We have also applied the research to discover the
likely cause of events in an ancient tsaunami in the mediterianian through this geometry conforming modelling apability and developed a number of insights into paleo oceanography such as the state of the life (which will be dictated by mixing) in paleo shallow oceans. This is also helping exploration companies determine where to look for oil and gas.
Exploitation Route We have pioneered the user of adaptive and unstructured meshes for use with environmental flow models as well as adjoint and rapid models. These are starting to be taken up.

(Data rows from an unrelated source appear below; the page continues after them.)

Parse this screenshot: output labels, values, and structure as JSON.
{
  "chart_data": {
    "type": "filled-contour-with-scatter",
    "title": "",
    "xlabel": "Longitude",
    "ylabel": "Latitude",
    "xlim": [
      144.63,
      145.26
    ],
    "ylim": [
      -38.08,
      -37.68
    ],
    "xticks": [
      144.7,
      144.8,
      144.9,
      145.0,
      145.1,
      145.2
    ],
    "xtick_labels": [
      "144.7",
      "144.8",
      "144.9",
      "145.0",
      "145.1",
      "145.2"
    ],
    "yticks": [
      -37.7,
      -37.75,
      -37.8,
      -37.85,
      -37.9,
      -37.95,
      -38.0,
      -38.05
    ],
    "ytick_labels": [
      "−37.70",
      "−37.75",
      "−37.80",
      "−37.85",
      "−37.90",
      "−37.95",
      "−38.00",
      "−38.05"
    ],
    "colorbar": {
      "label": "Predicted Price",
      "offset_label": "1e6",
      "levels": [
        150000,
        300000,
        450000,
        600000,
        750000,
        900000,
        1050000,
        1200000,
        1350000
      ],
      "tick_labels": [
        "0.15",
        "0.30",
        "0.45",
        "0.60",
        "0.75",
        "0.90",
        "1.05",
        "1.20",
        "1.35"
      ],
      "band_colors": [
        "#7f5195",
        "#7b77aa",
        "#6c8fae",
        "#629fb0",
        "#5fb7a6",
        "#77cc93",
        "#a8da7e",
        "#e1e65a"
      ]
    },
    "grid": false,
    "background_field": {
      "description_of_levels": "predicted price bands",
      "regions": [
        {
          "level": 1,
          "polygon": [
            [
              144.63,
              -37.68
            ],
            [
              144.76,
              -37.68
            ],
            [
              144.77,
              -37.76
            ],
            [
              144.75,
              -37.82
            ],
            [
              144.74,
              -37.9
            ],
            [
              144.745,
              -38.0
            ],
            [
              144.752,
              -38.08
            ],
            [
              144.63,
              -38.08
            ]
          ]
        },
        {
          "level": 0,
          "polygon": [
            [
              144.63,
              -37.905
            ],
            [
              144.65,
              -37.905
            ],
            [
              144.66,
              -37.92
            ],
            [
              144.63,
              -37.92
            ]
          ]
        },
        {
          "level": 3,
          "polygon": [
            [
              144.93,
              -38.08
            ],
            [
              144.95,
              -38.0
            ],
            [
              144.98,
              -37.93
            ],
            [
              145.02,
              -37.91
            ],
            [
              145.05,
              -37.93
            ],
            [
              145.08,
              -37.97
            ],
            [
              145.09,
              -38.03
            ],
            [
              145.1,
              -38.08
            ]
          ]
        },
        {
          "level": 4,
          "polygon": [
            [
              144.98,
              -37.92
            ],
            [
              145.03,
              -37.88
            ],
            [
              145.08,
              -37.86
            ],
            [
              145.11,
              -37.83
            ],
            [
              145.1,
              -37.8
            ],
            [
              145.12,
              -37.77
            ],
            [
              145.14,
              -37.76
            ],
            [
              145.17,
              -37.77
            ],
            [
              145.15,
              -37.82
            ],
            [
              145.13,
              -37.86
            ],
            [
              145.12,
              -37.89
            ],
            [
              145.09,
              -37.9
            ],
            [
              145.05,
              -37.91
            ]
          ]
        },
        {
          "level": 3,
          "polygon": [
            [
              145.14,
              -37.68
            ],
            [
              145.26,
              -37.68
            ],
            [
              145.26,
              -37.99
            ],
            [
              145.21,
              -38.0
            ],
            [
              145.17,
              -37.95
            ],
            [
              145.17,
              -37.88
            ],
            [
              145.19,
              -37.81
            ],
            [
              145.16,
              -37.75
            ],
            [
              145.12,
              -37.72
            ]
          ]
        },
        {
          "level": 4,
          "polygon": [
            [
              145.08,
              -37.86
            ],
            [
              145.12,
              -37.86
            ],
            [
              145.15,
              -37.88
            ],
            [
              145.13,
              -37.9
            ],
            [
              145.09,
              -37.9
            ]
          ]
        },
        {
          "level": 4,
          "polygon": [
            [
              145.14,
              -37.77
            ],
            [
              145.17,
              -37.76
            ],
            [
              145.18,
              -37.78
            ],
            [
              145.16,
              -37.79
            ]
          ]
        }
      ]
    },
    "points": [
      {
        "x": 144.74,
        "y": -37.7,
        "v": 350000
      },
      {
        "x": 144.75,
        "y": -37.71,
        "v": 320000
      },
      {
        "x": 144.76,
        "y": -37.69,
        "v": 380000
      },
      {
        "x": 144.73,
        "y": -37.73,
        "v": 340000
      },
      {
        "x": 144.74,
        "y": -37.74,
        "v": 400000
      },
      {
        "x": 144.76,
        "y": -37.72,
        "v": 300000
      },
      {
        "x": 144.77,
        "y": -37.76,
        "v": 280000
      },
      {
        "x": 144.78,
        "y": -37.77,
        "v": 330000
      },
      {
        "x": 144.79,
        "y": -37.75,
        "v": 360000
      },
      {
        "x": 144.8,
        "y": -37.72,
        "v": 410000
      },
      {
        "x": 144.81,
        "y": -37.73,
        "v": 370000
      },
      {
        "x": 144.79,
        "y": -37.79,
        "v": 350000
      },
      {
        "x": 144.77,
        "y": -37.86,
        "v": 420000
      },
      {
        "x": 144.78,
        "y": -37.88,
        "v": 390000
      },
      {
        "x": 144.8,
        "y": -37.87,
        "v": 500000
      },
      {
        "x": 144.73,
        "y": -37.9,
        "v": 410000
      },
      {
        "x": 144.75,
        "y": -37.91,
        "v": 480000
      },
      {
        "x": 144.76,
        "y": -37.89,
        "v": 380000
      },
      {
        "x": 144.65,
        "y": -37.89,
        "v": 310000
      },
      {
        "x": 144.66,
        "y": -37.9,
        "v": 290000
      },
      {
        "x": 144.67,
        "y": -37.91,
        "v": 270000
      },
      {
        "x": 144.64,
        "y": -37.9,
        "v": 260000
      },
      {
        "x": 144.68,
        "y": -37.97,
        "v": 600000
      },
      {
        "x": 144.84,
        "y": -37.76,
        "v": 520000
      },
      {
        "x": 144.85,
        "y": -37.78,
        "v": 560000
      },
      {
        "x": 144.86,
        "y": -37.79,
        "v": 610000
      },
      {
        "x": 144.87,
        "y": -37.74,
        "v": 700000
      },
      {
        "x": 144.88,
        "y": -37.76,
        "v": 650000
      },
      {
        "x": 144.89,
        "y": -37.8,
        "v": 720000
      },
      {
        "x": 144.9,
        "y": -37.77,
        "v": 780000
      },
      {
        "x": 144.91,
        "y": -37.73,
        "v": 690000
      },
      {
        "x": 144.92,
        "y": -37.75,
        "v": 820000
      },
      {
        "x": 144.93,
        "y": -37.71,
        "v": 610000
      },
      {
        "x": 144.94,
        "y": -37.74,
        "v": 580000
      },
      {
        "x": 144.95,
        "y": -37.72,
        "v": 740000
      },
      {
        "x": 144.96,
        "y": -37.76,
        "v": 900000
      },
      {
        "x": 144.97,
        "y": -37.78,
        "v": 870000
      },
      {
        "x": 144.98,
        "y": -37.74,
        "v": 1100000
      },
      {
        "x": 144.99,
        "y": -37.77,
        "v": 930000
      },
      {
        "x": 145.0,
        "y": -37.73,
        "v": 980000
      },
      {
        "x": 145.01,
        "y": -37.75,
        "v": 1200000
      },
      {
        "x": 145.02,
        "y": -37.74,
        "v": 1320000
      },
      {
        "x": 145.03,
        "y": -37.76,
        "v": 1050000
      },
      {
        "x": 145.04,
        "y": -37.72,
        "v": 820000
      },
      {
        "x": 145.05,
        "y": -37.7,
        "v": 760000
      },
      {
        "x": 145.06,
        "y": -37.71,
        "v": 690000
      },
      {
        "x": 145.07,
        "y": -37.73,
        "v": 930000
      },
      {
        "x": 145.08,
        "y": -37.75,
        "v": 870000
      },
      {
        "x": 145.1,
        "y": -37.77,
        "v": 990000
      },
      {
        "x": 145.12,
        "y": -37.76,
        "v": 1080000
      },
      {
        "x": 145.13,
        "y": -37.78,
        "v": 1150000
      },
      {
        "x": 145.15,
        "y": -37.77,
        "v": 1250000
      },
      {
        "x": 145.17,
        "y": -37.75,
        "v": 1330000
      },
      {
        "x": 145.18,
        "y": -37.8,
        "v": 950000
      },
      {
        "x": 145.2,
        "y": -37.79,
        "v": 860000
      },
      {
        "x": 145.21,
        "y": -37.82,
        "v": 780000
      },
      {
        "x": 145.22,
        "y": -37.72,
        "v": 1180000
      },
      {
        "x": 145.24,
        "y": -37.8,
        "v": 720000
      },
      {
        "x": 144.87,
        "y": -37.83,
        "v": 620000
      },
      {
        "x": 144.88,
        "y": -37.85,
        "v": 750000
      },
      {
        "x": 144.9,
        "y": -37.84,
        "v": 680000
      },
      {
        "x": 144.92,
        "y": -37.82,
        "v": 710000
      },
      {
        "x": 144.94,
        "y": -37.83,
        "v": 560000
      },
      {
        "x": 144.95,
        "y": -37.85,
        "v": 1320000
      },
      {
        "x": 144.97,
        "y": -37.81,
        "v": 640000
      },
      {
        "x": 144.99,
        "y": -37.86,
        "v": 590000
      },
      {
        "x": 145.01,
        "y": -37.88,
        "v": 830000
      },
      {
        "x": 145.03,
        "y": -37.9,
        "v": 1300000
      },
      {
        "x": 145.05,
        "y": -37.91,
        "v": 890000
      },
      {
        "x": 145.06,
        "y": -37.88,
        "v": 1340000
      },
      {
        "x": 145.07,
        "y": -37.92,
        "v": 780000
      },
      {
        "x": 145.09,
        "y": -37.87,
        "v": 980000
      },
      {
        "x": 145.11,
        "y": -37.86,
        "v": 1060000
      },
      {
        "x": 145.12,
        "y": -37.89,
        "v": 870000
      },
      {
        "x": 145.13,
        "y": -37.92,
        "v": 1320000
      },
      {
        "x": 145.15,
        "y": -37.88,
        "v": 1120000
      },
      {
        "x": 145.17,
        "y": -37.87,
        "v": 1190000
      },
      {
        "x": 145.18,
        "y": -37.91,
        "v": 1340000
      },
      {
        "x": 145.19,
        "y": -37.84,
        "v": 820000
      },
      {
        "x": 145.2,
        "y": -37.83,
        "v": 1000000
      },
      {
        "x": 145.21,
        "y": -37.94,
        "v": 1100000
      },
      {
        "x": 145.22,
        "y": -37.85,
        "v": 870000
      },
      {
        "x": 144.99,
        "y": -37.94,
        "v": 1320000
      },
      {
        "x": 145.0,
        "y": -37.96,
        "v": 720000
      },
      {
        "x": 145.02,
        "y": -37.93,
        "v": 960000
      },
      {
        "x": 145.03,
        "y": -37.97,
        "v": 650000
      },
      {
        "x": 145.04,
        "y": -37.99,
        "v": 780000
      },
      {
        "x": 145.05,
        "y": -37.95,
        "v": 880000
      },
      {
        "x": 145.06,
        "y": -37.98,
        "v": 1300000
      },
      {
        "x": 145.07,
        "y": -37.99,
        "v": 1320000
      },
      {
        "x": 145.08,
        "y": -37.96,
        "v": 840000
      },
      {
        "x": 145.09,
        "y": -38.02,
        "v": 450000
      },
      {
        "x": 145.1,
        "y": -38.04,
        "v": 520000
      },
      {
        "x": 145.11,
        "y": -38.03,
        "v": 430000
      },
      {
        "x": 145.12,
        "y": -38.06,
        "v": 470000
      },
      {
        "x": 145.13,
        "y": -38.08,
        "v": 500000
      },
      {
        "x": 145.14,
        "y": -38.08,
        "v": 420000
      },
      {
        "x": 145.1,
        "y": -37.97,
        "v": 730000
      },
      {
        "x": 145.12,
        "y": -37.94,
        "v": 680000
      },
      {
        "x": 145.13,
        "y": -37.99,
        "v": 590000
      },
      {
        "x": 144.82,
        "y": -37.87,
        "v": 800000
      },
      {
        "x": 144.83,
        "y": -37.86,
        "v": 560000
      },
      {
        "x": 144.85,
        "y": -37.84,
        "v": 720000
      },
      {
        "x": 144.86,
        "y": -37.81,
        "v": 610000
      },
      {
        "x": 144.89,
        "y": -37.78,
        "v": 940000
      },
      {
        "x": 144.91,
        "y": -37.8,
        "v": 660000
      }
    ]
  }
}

For example: the GungHo project lead by the Met. office to develop an unstructured mesh atmospheric model users numerical methods (as well as researchers that developed these) derived from the advanced numerical methods developed by us. The widely used FEniCs finite element model now users an adjoint method for data assimilation and optimization derived by our researchers. The work has lead to the atham-fluidity modelling being developed by Cambridge, Imperial College and the Institute of Atmospheric Physics in China. Fluidity, developed here, is now an open source model used throughout the world.
Sectors Energy,Manufacturing, including Industrial Biotechology,Pharmaceuticals and Medical Biotechnology

Description The Met office are building on the numerical methods we developed within the GungHo project. The Institute of Atmospheric Physics in China have incorporated the adaptive mesh adaptivity approach into their regional scale atmospheric model to transport pollution and chemistry and are experiencing substantial savings in CPU time (or greater resolution) that will be used operationally to achieve results that we can be more confident in. The adaptive methods (interpolation) have been incorporated into open-Foam - the most well used open source CFD code. The work on ocean modelling is also helping exploration companies determine where to look for oil and gas.